Dan sagte: »Ich bin gekommen, um Sie nach dem Namen des Chefs von
St. Michael’s zu fragen – es ist doch der gleiche, für die Kirche und für die
Schule?«
»Das ist richtig«, sagte Mr. Merrill. »Er heißt Father Findley.«
»Dann kenn ich ihn nicht«, meinte Dan. »Ich dachte, er wäre ein
Father O’Sowieso.«
»Nicht O’Sowieso«, sagte Mr. Merrill. »Findley, Father Findley.«
Rev. Mr. Merrill wußte noch nicht, warum Dan den
Namen des katholischen »Chefs« wissen wollte. Owen hingegen wußte, was Dan
vorhatte.
»SIE BRAUCHEN NICHTS FÜR MICH ZU TUN, DAN«, sagte
er.
»Ich kann versuchen, dir das Gefängnis zu
ersparen«, sagte Dan. »Ich will, daß du ans College
gehst – mit einem Stipendium. Aber ich kann auf jeden Fall versuchen, dich
davor zu bewahren, daß du wegen Diebstahl und Vandalismus angeklagt wirst.«
»Was hast du getan, Owen?« fragte Rev. Lewis Merrill.
Owen senkte den Kopf; einen Augenblick lang dachte ich, er würde zu
weinen anfangen – doch dann schüttelte er diesen Augenblick ab. Er sah Rev.
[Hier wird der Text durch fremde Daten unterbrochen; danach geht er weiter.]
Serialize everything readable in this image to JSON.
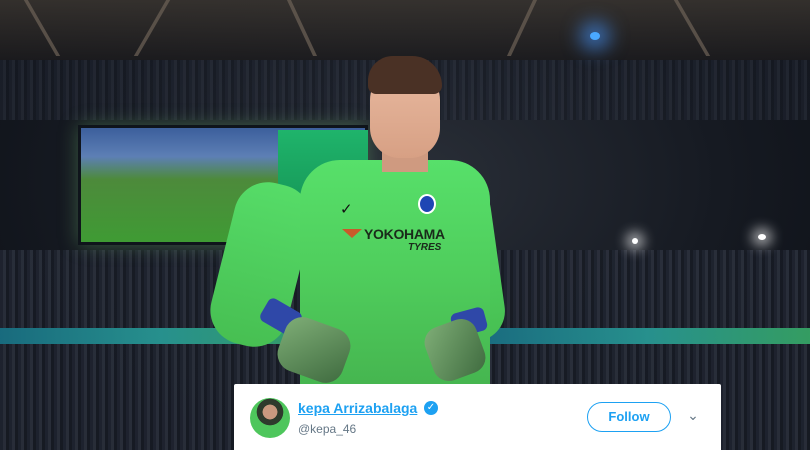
{
  "image": {
    "jersey_sponsor": "YOKOHAMA",
    "jersey_sponsor_sub": "TYRES"
  },
  "tweet": {
    "display_name": "kepa Arrizabalaga",
    "handle": "@kepa_46",
    "follow_label": "Follow",
    "verified_icon": "verified-badge-icon",
    "menu_icon": "chevron-down-icon",
    "accent_color": "#1da1f2"
  }
}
Lewis Merrill direkt in die Augen.
»ICH MÖCHTE, DASS SIE EIN GEBET FÜR MICH SPRECHEN«, erklärte
Owen Meany.
[565] »Ein G-g-gebet – für dich ?« stotterte Pastor Merrill.
»NUR EIN PAAR WORTE – WENN ES NICHT ZUVIEL VERLANGT
IST«, MEINTE OWEN. »DAS IST DOCH IHR BERUF , ODER?«
Rev. Mr. Merrill dachte darüber nach. »Ja«, sagte er vorsichtig.
»Bei der Morgenversammlung?« wollte er wissen.
»HEUTE – VOR ALLEN ANDEREN «, gab Owen
Meany zurück.
»Ja, gut«, sagte Rev. Lewis Merrill; doch er sah aus, als würde er
jeden Moment in Panik ausbrechen.
Dan nahm mich beim Arm und schob mich zur Tür des Pfarrbüros.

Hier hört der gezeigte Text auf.